Index
L78007 Elektrizität Tirol;Norm
ElektrizitätsG Tir 1982 §2;Betreff
Der Verwaltungsgerichtshof hat durch den Vorsitzenden Senatspräsident DDr. Hauer und die Hofräte Dr. Degischer, Dr. Giendl, Dr. Kail und Dr. Bernegger als Richter, im Beisein der Schriftführerin Kommissär Dr. Gritsch, über die Beschwerde der X-Gesellschaft m.b.H. in D, vertreten durch Dr. H, Rechtsanwalt in R, gegen die Tiroler Landesregierung wegen Verletzung der Entscheidungspflicht in einer Angelegenheit des Elektrizitätswesens, zu Recht erkannt:
Spruch
Gemäß § 42 Abs. 4 VwGG in Verbindung mit den §§ 2 ff des Tiroler Elektrizitätsgesetzes, LGBl.
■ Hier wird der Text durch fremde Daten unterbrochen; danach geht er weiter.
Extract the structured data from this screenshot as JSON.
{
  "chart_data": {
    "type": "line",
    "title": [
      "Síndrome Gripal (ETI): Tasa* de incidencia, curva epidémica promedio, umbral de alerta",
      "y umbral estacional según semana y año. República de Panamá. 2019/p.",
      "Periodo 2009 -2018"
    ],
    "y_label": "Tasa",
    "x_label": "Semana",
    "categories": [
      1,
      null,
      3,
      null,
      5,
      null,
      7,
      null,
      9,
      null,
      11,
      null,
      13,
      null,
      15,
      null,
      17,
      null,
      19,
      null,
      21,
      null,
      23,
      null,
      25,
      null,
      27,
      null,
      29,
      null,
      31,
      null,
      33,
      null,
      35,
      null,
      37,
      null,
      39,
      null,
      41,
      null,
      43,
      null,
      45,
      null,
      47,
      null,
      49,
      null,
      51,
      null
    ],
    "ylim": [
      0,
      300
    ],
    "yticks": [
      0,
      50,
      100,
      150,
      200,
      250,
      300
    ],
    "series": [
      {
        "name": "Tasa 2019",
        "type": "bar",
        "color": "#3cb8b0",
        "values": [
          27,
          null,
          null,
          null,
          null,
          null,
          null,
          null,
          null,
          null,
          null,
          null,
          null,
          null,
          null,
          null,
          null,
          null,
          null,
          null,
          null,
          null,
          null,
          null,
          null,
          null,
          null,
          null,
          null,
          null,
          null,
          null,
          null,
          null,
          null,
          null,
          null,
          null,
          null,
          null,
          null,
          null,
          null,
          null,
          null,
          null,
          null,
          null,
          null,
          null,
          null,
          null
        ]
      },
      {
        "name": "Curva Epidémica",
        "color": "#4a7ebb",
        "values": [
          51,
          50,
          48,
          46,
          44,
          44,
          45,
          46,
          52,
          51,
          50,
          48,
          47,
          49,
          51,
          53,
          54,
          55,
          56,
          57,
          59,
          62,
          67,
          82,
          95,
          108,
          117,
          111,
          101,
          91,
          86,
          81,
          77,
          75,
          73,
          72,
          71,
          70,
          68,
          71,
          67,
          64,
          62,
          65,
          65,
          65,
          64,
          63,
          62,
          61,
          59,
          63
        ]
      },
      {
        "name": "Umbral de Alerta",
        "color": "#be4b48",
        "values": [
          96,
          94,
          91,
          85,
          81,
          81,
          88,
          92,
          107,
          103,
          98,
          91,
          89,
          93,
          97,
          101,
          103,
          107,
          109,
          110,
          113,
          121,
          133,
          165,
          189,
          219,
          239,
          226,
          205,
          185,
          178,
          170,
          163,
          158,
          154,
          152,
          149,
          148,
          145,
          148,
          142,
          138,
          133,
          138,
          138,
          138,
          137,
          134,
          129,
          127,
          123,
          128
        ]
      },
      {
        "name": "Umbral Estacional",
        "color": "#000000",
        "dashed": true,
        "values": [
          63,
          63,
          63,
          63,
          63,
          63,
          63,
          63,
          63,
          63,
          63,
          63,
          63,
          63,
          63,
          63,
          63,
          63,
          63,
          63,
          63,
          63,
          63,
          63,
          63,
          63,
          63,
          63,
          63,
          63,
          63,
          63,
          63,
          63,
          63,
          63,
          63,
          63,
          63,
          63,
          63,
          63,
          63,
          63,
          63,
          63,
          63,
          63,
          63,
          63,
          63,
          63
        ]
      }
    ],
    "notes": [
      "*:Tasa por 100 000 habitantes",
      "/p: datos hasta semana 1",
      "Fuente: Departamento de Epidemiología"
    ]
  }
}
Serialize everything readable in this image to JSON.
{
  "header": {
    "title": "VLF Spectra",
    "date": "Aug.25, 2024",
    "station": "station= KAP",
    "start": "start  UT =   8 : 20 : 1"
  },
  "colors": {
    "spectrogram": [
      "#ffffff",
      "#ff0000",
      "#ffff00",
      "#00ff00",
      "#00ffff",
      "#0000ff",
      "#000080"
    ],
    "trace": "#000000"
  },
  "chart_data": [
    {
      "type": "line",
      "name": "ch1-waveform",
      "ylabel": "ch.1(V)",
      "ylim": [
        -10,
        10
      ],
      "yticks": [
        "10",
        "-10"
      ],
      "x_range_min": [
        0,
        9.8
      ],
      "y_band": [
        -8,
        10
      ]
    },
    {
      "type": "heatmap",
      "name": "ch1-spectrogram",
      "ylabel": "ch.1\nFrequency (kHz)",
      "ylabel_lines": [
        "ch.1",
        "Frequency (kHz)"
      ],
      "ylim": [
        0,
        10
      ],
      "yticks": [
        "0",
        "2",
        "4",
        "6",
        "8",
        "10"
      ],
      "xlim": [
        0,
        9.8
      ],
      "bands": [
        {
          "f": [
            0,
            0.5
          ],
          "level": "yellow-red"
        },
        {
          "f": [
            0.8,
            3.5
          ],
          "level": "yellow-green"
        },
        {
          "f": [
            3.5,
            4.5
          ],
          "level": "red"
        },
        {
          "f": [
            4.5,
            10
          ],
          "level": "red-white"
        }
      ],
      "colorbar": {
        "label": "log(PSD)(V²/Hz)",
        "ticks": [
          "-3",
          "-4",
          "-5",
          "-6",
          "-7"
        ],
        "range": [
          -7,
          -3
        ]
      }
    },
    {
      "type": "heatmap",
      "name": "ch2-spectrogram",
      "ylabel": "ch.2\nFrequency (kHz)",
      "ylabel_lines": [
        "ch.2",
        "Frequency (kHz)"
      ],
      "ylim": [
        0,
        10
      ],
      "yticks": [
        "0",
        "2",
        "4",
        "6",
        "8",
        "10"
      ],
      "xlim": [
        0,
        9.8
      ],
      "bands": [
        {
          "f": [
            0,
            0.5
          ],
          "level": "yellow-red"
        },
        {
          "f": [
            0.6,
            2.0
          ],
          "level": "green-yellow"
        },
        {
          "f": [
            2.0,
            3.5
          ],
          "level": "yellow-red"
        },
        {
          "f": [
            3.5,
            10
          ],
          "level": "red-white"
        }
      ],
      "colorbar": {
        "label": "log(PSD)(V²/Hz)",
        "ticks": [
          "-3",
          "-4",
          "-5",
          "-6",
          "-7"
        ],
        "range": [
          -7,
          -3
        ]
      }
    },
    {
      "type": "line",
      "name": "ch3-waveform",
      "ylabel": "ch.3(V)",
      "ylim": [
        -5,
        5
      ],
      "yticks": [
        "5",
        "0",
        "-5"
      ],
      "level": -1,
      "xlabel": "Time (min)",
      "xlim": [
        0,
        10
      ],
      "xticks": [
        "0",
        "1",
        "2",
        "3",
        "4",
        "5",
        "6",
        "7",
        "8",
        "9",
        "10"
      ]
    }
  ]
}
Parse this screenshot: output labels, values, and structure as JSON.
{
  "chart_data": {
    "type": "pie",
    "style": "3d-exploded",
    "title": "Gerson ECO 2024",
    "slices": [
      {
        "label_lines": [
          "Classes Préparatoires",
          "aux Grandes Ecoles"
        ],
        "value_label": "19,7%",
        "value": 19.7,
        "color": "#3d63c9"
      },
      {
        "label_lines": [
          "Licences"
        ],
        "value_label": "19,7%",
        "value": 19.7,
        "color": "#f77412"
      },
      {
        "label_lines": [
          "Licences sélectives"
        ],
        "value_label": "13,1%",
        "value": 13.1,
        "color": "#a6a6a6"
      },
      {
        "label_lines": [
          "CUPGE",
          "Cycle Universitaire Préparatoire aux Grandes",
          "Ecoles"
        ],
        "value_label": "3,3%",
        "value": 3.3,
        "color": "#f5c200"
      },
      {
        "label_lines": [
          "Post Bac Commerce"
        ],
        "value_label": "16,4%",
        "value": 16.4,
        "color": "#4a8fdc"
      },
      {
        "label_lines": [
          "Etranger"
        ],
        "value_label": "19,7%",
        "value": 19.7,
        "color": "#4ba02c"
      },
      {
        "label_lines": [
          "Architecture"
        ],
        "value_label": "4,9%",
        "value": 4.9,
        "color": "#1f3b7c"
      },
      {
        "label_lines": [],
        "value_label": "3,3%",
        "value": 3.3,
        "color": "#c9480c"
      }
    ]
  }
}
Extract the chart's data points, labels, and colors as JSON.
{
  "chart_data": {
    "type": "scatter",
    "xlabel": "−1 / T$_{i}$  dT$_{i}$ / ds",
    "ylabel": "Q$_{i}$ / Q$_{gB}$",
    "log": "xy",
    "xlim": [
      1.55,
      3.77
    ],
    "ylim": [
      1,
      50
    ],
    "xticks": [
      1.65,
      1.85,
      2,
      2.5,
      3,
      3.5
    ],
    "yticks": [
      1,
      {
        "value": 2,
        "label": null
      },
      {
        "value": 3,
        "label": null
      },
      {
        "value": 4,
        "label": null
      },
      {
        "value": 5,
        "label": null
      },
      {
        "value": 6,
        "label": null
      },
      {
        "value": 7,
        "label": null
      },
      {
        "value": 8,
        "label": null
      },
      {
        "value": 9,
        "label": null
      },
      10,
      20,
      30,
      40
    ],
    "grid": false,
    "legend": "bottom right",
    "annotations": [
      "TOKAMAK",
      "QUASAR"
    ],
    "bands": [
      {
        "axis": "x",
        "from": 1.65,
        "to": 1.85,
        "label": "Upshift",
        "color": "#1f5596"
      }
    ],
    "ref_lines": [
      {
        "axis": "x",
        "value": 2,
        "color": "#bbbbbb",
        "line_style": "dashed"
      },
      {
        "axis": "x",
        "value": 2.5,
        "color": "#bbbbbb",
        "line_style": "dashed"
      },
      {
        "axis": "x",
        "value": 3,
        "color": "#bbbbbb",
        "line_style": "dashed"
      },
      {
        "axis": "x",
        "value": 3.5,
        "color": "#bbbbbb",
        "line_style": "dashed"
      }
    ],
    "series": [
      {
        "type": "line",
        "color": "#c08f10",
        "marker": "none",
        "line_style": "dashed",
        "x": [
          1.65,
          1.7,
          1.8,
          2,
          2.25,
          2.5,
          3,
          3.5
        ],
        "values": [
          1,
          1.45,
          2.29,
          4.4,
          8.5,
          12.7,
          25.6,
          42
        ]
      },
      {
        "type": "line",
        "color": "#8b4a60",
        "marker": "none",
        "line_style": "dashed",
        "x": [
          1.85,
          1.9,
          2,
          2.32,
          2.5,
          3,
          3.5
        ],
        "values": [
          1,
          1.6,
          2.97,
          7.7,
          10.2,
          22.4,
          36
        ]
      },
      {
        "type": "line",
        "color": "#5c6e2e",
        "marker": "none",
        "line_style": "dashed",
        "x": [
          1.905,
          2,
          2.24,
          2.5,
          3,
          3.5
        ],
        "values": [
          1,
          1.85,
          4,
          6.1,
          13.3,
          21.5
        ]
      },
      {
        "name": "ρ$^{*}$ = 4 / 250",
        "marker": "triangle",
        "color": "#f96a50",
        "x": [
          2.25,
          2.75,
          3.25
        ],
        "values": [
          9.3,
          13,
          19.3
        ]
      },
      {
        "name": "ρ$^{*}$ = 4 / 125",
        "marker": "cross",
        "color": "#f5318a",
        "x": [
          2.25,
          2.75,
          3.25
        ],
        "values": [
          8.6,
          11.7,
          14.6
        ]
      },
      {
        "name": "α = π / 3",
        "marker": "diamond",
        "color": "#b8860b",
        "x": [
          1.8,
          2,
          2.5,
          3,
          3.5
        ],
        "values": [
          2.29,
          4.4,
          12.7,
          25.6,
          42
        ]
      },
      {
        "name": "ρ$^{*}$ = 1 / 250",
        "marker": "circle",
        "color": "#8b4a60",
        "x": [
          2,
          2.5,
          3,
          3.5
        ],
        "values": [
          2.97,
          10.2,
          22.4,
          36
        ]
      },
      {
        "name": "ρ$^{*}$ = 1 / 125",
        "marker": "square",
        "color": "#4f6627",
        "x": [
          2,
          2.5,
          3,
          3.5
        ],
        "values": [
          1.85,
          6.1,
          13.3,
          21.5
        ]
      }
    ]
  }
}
Nr. 40/1982 in der Fassung der Novelle LGBl. Nr. 120/1993, wird der Beschwerdeführerin
1.
die Konzession gemäß § 3 Abs. 1 lit. a leg. cit. zur unmittelbaren Versorgung der in den Einlagezahlen nnn/1 und nnn/2 inneliegenden Grundstücke mit der dort erzeugten elektrischen Energie sowie
2.
die Konzession gemäß § 3 Abs. 1 lit. b leg. cit. zur Lieferung dieser elektrischen Energie an Elektrizitätsversorgungsunternehmen verliehen.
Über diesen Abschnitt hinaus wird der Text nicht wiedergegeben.